The numerous data breaches don’t negate the importance of continuing protection efforts, said Renato Opice Blum, a lawyer focused on data protection and digital law. “The [cybersecurity situation in Brazil] is far from ideal, but things would be worse if we didn’t have data protection regulations in place”, he said.
Overall, a blend of legal, technological, cultural, and economic factors is driving change in the intersection between cybersecurity and data protection in Brazil, said Marcos Oliveira, Brazil country manager at cybersecurity firm Palo Alto Networks.
“Strict enforcement of robust data protection laws like the LGPD, with significant penalties for breaches, is prompting companies to invest more in cybersecurity to avoid fines and reputational damage”, he added.
Brazil’s projected cybersecurity investments are set at 8.3 billion reais ($1.7bn) for 2023 and could hit 10.8 billion reais ($2.2bn) by 2026, according to consulting firm PwC. The predictions illustrate the relevance of compliance as LGPD violation penalties can reach up to two percent of a company’s revenue, with a cap at 50 million reais ($10m).
The ability to penalise companies failing to comply will be crucial to move the needle in Brazil’s data protection space, said lawyer Opice Blum. “As the ANPD starts sanctioning more, there will be more protection to people and more compliance from the business side”, he predicted.
That’s easier said than done as there are “challenges in identifying the source” of data leaks, especially in private companies, said Rabelo.

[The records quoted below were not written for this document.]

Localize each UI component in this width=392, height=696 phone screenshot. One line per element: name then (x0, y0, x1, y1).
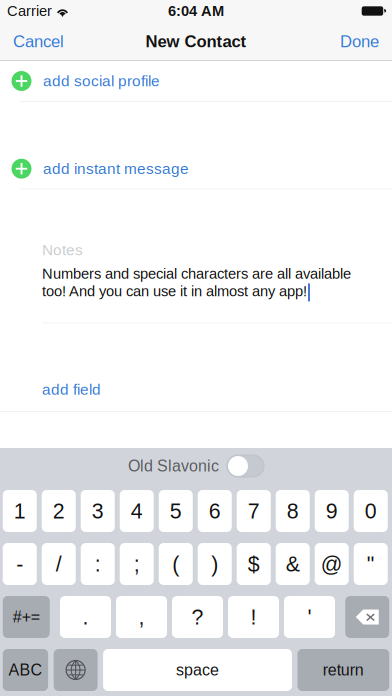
staticText: Numbers and special characters are all a… (42, 266, 351, 299)
button[interactable]: Cancel (2, 22, 75, 61)
button[interactable]: ) (198, 543, 232, 585)
button[interactable]: " (354, 543, 388, 585)
button[interactable]: ABC (3, 649, 48, 691)
staticText: return (323, 661, 364, 679)
staticText: 1 (14, 499, 26, 523)
staticText: New Contact (146, 32, 246, 51)
button[interactable]: ; (120, 543, 154, 585)
staticText: 6:04 AM (168, 3, 224, 19)
staticText: 0 (365, 499, 377, 523)
staticText: . (82, 605, 88, 629)
button[interactable]: ( (159, 543, 193, 585)
staticText: Notes (42, 241, 83, 258)
staticText: 3 (92, 499, 104, 523)
staticText: space (176, 661, 219, 679)
staticText: 4 (131, 499, 143, 523)
staticText: add instant message (43, 160, 189, 177)
staticText: 2 (53, 499, 65, 523)
staticText: add field (42, 381, 101, 398)
staticText: Cancel (13, 32, 64, 51)
button[interactable]: 9 (315, 490, 349, 532)
button[interactable]: ! (228, 596, 279, 638)
button[interactable]: 0 (354, 490, 388, 532)
staticText: Old Slavonic (128, 457, 219, 475)
staticText: " (367, 552, 375, 576)
button[interactable]: $ (237, 543, 271, 585)
button[interactable]: , (116, 596, 167, 638)
staticText: 6 (209, 499, 221, 523)
button[interactable]: : (81, 543, 115, 585)
staticText: & (286, 552, 300, 576)
button[interactable]: 5 (159, 490, 193, 532)
button[interactable]: 3 (81, 490, 115, 532)
button[interactable]: Done (329, 22, 390, 61)
button[interactable]: 8 (276, 490, 310, 532)
staticText: ' (308, 605, 312, 629)
staticText: 5 (170, 499, 182, 523)
button[interactable]: add instant message (0, 149, 392, 189)
staticText: ? (192, 605, 204, 629)
button[interactable]: & (276, 543, 310, 585)
staticText: ; (134, 552, 140, 576)
staticText: #+= (13, 608, 40, 626)
staticText: : (95, 552, 101, 576)
staticText: 9 (326, 499, 338, 523)
staticText: / (56, 552, 62, 576)
staticText: , (138, 605, 144, 629)
button[interactable]: Old Slavonic keyboard toggle (227, 455, 264, 477)
button[interactable]: 4 (120, 490, 154, 532)
staticText: Carrier (7, 3, 52, 19)
button[interactable]: #+= (3, 596, 50, 638)
staticText: $ (248, 552, 260, 576)
button[interactable]: space (103, 649, 292, 691)
staticText: - (16, 552, 23, 576)
staticText: add social profile (43, 72, 160, 90)
button[interactable]: add social profile (0, 61, 392, 102)
button[interactable]: ' (284, 596, 335, 638)
button[interactable]: Delete (345, 596, 389, 638)
staticText: 7 (248, 499, 260, 523)
button[interactable]: Next keyboard (54, 649, 98, 691)
button[interactable]: @ (315, 543, 349, 585)
button[interactable]: 2 (42, 490, 76, 532)
staticText: ABC (8, 661, 42, 679)
button[interactable]: . (60, 596, 111, 638)
button[interactable]: / (42, 543, 76, 585)
button[interactable]: ? (172, 596, 223, 638)
staticText: ) (211, 552, 218, 576)
button[interactable]: 1 (3, 490, 37, 532)
button[interactable]: - (3, 543, 37, 585)
button[interactable]: 6 (198, 490, 232, 532)
staticText: 8 (287, 499, 299, 523)
staticText: ! (250, 605, 256, 629)
staticText: @ (321, 552, 343, 576)
button[interactable]: add field (0, 367, 392, 412)
button[interactable]: return (298, 649, 389, 691)
button[interactable]: 7 (237, 490, 271, 532)
staticText: Done (340, 32, 379, 51)
staticText: ( (172, 552, 179, 576)
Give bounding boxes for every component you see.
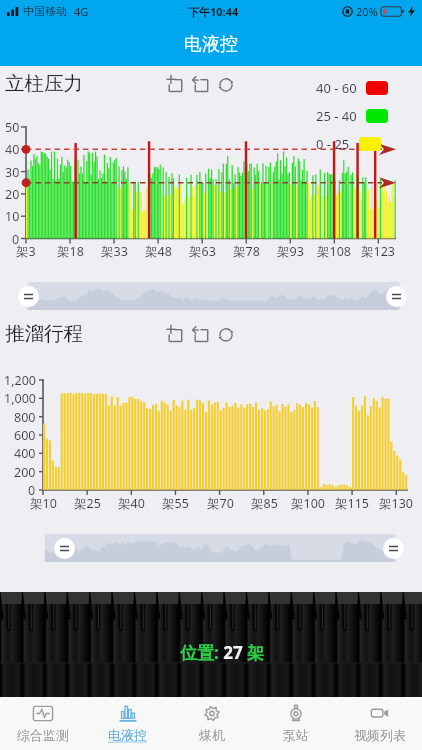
button[interactable]: Refresh: [217, 75, 235, 93]
staticText: 架18: [57, 243, 84, 260]
staticText: 10: [5, 208, 20, 225]
staticText: 架100: [291, 495, 325, 512]
staticText: 煤机: [199, 727, 225, 743]
staticText: 25 - 40: [316, 107, 357, 125]
staticText: 位置: 27 架: [180, 641, 265, 664]
staticText: 架108: [317, 243, 351, 260]
staticText: 架63: [189, 243, 216, 260]
button[interactable]: 煤机: [170, 697, 254, 750]
staticText: 架48: [145, 243, 172, 260]
staticText: 30: [5, 164, 20, 181]
staticText: 推溜行程: [5, 321, 83, 346]
staticText: 中国移动: [23, 4, 67, 18]
staticText: 架3: [16, 243, 36, 260]
staticText: 架85: [251, 495, 278, 512]
staticText: 架123: [361, 243, 395, 260]
staticText: 架130: [379, 495, 413, 512]
button[interactable]: 视频列表: [338, 697, 422, 750]
staticText: 电液控: [184, 33, 238, 56]
button[interactable]: Zoom in: [165, 74, 184, 93]
staticText: 1,200: [4, 372, 36, 389]
staticText: 1,000: [4, 390, 36, 407]
button[interactable]: 电液控: [85, 697, 170, 750]
button[interactable]: Range handle: [54, 538, 75, 559]
staticText: 架10: [30, 495, 57, 512]
staticText: 600: [14, 427, 36, 444]
button[interactable]: Zoom in: [165, 324, 184, 343]
staticText: 0: [28, 482, 36, 499]
button[interactable]: Refresh: [217, 325, 235, 343]
staticText: 20%: [356, 4, 378, 19]
button[interactable]: Undo: [191, 74, 210, 93]
staticText: 800: [14, 409, 36, 426]
staticText: 0 - 25: [316, 135, 350, 153]
staticText: 架33: [101, 243, 128, 260]
staticText: 架78: [233, 243, 260, 260]
staticText: 架93: [277, 243, 304, 260]
button[interactable]: Undo: [191, 324, 210, 343]
staticText: 视频列表: [354, 727, 406, 743]
staticText: 40: [5, 141, 20, 158]
staticText: 50: [5, 119, 20, 136]
staticText: 电液控: [108, 727, 147, 743]
staticText: 架55: [162, 495, 189, 512]
staticText: 下午10:44: [188, 4, 239, 19]
staticText: 40 - 60: [316, 79, 357, 97]
staticText: 架115: [335, 495, 369, 512]
staticText: 架70: [207, 495, 234, 512]
button[interactable]: Range handle: [383, 538, 404, 559]
staticText: 架25: [74, 495, 101, 512]
staticText: 架40: [118, 495, 145, 512]
button[interactable]: Range handle: [386, 286, 407, 307]
staticText: 综合监测: [17, 727, 69, 743]
staticText: 20: [5, 186, 20, 203]
staticText: 0: [12, 231, 20, 248]
staticText: 200: [14, 464, 36, 481]
staticText: 立柱压力: [5, 71, 83, 96]
button[interactable]: Range handle: [18, 286, 39, 307]
staticText: 400: [14, 445, 36, 462]
staticText: 4G: [74, 4, 89, 19]
button[interactable]: 泵站: [254, 697, 338, 750]
button[interactable]: 综合监测: [0, 697, 85, 750]
staticText: 泵站: [283, 727, 309, 743]
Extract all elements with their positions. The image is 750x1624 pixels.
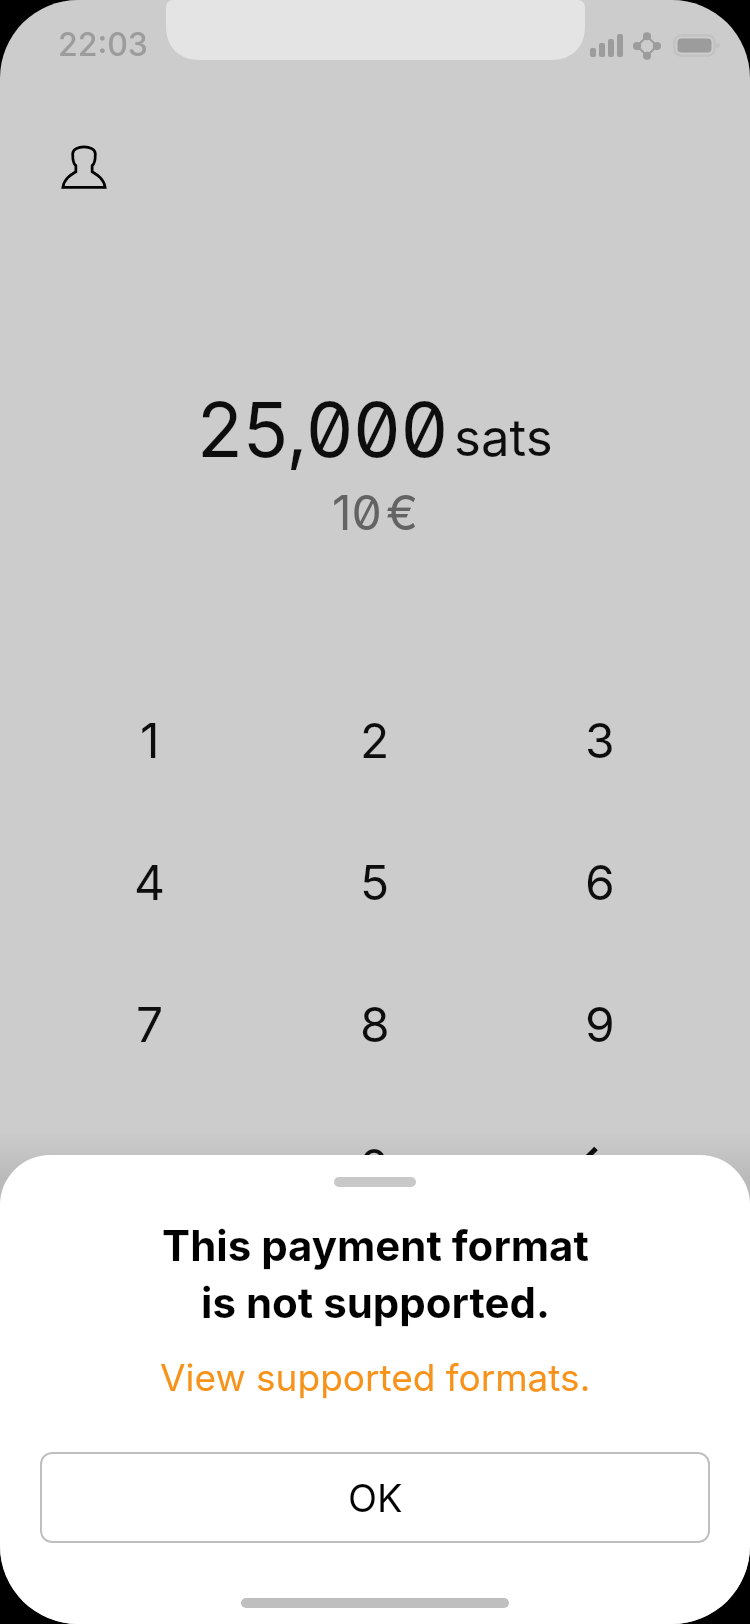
staticText: 3 <box>585 711 615 769</box>
staticText: 8 <box>360 995 390 1053</box>
staticText: 2 <box>360 711 390 769</box>
staticText: 0 <box>359 1137 390 1195</box>
button[interactable]: 8 <box>262 953 487 1095</box>
staticText: View supported formats. <box>160 1355 591 1400</box>
staticText: 7 <box>136 995 164 1053</box>
staticText: 25,000 <box>197 384 448 475</box>
button[interactable]: View supported formats. <box>148 1349 603 1406</box>
button[interactable]: . <box>38 1095 262 1237</box>
staticText: sats <box>454 407 553 469</box>
button[interactable]: Backspace <box>487 1095 712 1237</box>
staticText: 6 <box>585 853 615 911</box>
staticText: This payment format is not supported. <box>162 1220 589 1329</box>
staticText: . <box>143 1137 157 1195</box>
button[interactable]: 5 <box>262 811 487 953</box>
button[interactable]: 9 <box>487 953 712 1095</box>
button[interactable]: 1 <box>38 669 262 811</box>
button[interactable]: 3 <box>487 669 712 811</box>
staticText: 10 <box>332 483 382 541</box>
button[interactable]: OK <box>40 1452 710 1543</box>
button[interactable]: 7 <box>38 953 262 1095</box>
staticText: 5 <box>360 853 390 911</box>
button[interactable]: Profile <box>46 126 122 202</box>
button[interactable]: 2 <box>262 669 487 811</box>
staticText: 9 <box>585 995 615 1053</box>
staticText: 22:03 <box>58 25 148 64</box>
button[interactable]: 6 <box>487 811 712 953</box>
staticText: 1 <box>140 711 160 769</box>
staticText: OK <box>348 1475 403 1521</box>
button[interactable]: 0 <box>262 1095 487 1237</box>
button[interactable]: 4 <box>38 811 262 953</box>
staticText: € <box>386 483 418 541</box>
staticText: 4 <box>134 853 166 911</box>
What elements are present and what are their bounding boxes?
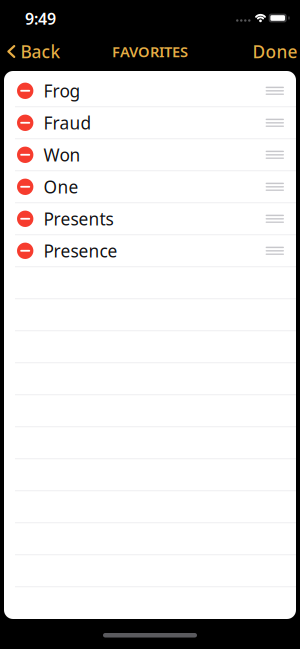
button[interactable]: Reorder Presence bbox=[266, 247, 284, 255]
button[interactable]: Delete Frog bbox=[17, 83, 33, 99]
staticText: Presence bbox=[44, 239, 118, 262]
button[interactable]: Reorder Won bbox=[266, 151, 284, 159]
button[interactable]: Reorder Presents bbox=[266, 215, 284, 223]
button[interactable]: Presence bbox=[4, 235, 296, 267]
button[interactable]: Reorder Fraud bbox=[266, 119, 284, 127]
button[interactable]: Delete Presents bbox=[17, 211, 33, 227]
staticText: Frog bbox=[44, 79, 81, 102]
staticText: Done bbox=[252, 40, 298, 63]
button[interactable]: Fraud bbox=[4, 107, 296, 139]
button[interactable]: Back bbox=[0, 40, 61, 63]
button[interactable]: Delete Presence bbox=[17, 243, 33, 259]
staticText: Presents bbox=[44, 207, 114, 230]
staticText: FAVORITES bbox=[112, 42, 188, 61]
button[interactable]: Won bbox=[4, 139, 296, 171]
staticText: Won bbox=[44, 143, 81, 166]
staticText: Back bbox=[21, 40, 61, 63]
button[interactable]: Done bbox=[252, 40, 300, 63]
button[interactable]: Delete One bbox=[17, 179, 33, 195]
staticText: Fraud bbox=[44, 111, 92, 134]
button[interactable]: Reorder One bbox=[266, 183, 284, 191]
button[interactable]: Presents bbox=[4, 203, 296, 235]
button[interactable]: Frog bbox=[4, 75, 296, 107]
staticText: One bbox=[44, 175, 79, 198]
button[interactable]: One bbox=[4, 171, 296, 203]
button[interactable]: Delete Won bbox=[17, 147, 33, 163]
button[interactable]: Reorder Frog bbox=[266, 87, 284, 95]
button[interactable]: Delete Fraud bbox=[17, 115, 33, 131]
staticText: 9:49 bbox=[25, 8, 56, 29]
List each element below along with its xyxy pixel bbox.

A shortage of staff at the ANPD hasn’t helped.
‘Sold my data’
Other challenges for ANPD include the data-selling industry, where individuals working within Brazilian businesses profit from sharing personal information without the consent of individuals.
Some Brazilians have developed their own methods to protect themselves from this widespread practice.
“I can’t tell [which businesses] have sold my data, but I am sure that happens because I’ve provided a false name and a particular email address to certain websites. I then started to receive approaches from businesses I’d never heard of using the false name,” said Bruno Magri, a systems analyst.
Tackling illegal data marketplaces requires ensuring data sharing occurs only when legally justified, ANPD’s Rabelo said. The issue will be addressed more effectively when data protection is seen as part of a national strategy: “Collaboration between different government bodies, both federal and state, is essential,” she said.
One of the primary accomplishments for Brazil in the data protection realm was recognising data protection as a fundamental right, thereby making it a constitutional guarantee. In addition, the transformation of the ANPD into a special autarchy – meaning the body has its own technical, decision-making, administrative, and financial autonomy – was another pivotal step.
However, additional developments, such as a presidential decree, are still needed for the authority to realise its full potential including changing the perception that ANPD is somewhat detached from the common citizen.
“I have a higher level of awareness [about digital rights] because of my profession,” said Magri, the systems analyst. “Still, I wouldn’t know exactly what to do in the event my data privacy has been compromised, let alone people who are vulnerable and have limited knowledge about these things.”